Le plus souvent, Elektra les rejoignait, s'installant plus confortablement sur sa large poitrine qui la recevait avec autant de bonheur qu'au tout premier jour de leur amour.
Il fallut un peu moins d'un mois pour arriver à Tripoli n'ayant à déplorer aucune mauvaise rencontre. Les équipages se chargèrent de débarquer la cargaison sous la garde d'une centaine d'hommes armés supervisés par Coligny tandis qu'il avait donné quartier libre au reste de la troupe.
Son premier soin fut de s'enquérir d''un lieu quelque peu éloigné du port afin d'y établir leurs quartiers pour quelques jours, le temps que la caravane soit prête au départ.
L'air était plein de chaleur et de l'odeur dépaysantes des épices. S'il n'avait été que de lui, il n'aurait guère attendu plus longtemps avant de parcourir le souk. Mais ils avaient besoin de repos.
Alexander, effrayé par tant de nouveautés, ne lâchait pas sa main. Sentant les craintes de l'enfant, il le souleva dans ses bras.
- Viens là, bonhomme, tu y verras mieux. Et ainsi rassuré par la poitrine paternelle, la curiosité du gamin ne tarda pas à reprendre le dessus.

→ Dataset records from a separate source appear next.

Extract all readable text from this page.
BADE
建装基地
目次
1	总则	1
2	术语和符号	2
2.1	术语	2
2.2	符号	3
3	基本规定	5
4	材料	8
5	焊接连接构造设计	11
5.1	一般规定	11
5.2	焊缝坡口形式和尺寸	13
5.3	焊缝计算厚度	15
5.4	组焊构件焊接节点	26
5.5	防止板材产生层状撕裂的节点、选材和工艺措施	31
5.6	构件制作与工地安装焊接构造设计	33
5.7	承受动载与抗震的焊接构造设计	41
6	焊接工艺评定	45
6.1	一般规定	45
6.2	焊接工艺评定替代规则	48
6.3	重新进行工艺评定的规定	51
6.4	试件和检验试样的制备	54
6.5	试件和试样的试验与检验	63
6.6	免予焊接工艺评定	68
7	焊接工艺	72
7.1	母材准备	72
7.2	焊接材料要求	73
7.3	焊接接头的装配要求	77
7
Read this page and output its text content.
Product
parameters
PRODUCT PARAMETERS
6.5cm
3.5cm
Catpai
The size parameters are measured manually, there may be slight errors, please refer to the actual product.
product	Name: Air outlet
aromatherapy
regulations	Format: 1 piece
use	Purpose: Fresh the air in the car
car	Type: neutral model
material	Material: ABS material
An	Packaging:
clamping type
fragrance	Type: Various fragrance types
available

- A c'est quoi ça papa ? Et ça !!!! Oh regarde mama ! Le zeval il a une bosse ! Le Ténébreux enlaça la taille de sa femme et glissa ses lèvres à son cou.
- Allons prendre un peu de repos, il sera temps demain pour quelques achats.Suivis par leurs plus proches amis, le petit groupe quitta l'effervescence du port pour la vieille ville.